Liminar do STF suspende decisão do TJ/SP que julgou inconstitucional a legislação estadual que permite, mediante expressa autorização, a queima da palha da cana-de-açúcar

sexta-feira, 19 de agosto de 2011


Agricultura
  
STF suspende decisão paulista que proibiu queima da cana-de-açúcar em São Carlos

O ministro Ricardo Lewandowski, do STF, deferiu liminar determinando a suspensão de acórdão do TJ/SP que proibiu a queima da palha da cana-de-açúcar em São Carlos/SP.

A câmara Especializada do Meio Ambiente do TJ/SP afastou a observância da legislação estadual que permite, mediante expressa autorização, a queima da palha da cana-de-açúcar. Referida norma também disciplina a eliminação gradativa de tal prática, ainda muito importante para o setor e para a empresa.

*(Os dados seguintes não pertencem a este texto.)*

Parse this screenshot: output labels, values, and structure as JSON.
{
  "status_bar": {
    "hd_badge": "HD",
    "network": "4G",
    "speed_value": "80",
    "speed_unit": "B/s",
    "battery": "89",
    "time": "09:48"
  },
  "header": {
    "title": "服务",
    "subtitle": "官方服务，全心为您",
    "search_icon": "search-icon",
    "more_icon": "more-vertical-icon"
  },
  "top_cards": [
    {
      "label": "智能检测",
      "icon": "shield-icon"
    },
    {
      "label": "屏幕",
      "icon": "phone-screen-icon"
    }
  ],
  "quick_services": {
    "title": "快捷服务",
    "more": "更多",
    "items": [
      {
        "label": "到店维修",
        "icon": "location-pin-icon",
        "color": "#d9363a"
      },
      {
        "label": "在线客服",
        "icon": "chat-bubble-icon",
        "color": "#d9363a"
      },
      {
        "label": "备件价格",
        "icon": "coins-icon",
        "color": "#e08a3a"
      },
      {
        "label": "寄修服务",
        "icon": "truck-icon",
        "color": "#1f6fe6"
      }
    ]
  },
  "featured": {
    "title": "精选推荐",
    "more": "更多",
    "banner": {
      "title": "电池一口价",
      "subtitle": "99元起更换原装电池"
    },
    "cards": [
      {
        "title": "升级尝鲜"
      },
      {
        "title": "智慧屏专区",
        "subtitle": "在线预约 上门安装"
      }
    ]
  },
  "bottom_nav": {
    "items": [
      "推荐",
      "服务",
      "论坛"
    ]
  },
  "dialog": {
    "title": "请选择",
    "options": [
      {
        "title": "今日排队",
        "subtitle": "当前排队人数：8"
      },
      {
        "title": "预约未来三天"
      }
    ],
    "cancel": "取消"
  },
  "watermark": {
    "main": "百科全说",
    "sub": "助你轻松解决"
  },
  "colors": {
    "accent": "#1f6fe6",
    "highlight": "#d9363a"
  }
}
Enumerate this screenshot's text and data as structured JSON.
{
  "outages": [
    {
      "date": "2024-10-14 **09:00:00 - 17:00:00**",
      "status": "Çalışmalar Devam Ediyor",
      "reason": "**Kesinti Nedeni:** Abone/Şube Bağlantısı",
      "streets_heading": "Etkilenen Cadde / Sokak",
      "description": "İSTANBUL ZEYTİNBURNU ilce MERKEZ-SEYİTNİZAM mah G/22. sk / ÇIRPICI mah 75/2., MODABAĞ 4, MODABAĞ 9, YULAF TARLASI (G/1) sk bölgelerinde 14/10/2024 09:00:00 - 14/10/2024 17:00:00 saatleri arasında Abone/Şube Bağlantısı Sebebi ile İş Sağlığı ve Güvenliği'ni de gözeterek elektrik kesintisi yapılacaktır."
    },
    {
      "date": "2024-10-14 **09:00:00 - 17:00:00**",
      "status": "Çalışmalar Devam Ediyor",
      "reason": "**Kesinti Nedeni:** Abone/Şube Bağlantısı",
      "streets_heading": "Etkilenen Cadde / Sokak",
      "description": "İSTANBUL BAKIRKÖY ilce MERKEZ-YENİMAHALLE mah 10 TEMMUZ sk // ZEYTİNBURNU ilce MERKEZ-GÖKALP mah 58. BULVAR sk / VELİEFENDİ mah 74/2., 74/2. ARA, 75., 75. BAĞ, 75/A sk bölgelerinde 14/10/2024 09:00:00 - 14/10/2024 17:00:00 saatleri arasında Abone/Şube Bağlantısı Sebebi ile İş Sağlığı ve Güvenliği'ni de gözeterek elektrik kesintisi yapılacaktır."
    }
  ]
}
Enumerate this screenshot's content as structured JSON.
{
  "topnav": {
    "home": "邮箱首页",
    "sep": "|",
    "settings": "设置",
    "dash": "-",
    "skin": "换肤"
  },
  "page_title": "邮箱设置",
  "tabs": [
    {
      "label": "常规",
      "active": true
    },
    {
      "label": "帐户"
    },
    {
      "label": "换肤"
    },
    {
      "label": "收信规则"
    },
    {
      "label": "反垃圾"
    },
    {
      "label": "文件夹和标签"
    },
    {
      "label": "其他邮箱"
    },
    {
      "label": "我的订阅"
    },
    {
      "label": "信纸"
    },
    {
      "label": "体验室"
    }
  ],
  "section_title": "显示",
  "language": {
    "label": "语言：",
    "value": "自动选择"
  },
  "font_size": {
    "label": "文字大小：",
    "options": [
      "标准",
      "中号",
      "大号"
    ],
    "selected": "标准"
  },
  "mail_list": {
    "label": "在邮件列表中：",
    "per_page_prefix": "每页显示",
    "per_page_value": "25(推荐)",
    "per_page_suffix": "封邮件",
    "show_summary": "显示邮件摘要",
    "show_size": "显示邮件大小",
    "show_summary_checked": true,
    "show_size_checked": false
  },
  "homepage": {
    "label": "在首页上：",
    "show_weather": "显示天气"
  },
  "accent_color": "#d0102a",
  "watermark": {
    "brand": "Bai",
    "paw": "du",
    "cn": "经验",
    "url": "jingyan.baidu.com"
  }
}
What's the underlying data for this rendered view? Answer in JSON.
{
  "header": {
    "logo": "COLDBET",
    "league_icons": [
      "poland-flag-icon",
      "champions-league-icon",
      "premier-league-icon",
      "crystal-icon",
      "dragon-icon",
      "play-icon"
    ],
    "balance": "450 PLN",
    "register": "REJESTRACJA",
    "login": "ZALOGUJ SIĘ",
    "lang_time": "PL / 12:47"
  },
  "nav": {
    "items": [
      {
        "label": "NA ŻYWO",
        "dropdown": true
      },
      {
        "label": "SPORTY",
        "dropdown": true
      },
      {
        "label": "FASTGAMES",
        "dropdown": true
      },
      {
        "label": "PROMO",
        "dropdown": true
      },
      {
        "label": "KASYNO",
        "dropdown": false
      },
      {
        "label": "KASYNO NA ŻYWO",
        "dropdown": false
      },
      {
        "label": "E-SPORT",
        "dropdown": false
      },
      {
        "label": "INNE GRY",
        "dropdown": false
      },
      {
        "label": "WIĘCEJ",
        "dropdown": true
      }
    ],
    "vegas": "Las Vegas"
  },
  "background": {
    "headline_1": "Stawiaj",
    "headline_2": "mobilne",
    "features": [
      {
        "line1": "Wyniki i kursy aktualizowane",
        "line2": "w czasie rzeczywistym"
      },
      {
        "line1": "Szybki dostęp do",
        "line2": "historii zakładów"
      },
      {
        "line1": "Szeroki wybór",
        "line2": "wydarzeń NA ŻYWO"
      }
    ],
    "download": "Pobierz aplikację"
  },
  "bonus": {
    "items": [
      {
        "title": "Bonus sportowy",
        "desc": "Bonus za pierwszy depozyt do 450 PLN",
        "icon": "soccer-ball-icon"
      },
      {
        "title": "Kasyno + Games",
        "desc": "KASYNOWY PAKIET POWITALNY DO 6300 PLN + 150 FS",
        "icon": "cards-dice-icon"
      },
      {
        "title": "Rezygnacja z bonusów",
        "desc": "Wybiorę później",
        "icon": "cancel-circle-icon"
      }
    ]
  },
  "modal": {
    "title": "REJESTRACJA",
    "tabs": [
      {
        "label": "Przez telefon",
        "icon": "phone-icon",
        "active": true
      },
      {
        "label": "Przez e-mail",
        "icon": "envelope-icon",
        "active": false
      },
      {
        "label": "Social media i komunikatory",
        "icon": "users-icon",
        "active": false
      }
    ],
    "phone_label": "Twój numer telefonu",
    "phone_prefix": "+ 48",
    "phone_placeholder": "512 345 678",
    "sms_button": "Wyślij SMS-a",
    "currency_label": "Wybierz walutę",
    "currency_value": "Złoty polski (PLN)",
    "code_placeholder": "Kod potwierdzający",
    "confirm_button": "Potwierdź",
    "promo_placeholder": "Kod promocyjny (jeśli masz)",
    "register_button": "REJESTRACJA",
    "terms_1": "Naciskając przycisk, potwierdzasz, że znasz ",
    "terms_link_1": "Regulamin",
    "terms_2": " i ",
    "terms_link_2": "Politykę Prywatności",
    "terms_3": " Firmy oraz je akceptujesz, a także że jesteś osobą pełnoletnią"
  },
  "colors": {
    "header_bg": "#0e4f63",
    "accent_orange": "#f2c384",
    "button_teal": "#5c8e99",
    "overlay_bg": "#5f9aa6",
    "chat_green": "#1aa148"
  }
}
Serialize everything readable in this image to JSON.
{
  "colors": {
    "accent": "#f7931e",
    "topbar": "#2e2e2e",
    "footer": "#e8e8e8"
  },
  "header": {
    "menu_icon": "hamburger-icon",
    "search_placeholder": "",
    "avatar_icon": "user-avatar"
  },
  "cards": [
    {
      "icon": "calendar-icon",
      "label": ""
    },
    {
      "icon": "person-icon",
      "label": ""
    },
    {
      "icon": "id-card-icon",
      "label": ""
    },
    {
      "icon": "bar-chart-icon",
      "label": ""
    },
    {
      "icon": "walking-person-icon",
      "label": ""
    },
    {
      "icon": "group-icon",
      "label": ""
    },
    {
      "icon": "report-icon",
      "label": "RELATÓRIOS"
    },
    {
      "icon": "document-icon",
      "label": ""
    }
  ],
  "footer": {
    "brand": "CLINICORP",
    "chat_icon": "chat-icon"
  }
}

Em recurso ao Supremo, a empresa prejudicada pelo decisão do TJ alegou que acórdão do Tribunal bandeirante violou o teor da súmula vinculante 10 (clique aqui), pois afastou a aplicabilidade da lei estadual 10.547/00 (clique aqui), que estabelece procedimentos, proibições, regras de execução e medidas de precaução para o emprego do fogo em práticas agropastoris, sem a necessária arguição de sua inconstitucionalidade no órgão colegiado competente.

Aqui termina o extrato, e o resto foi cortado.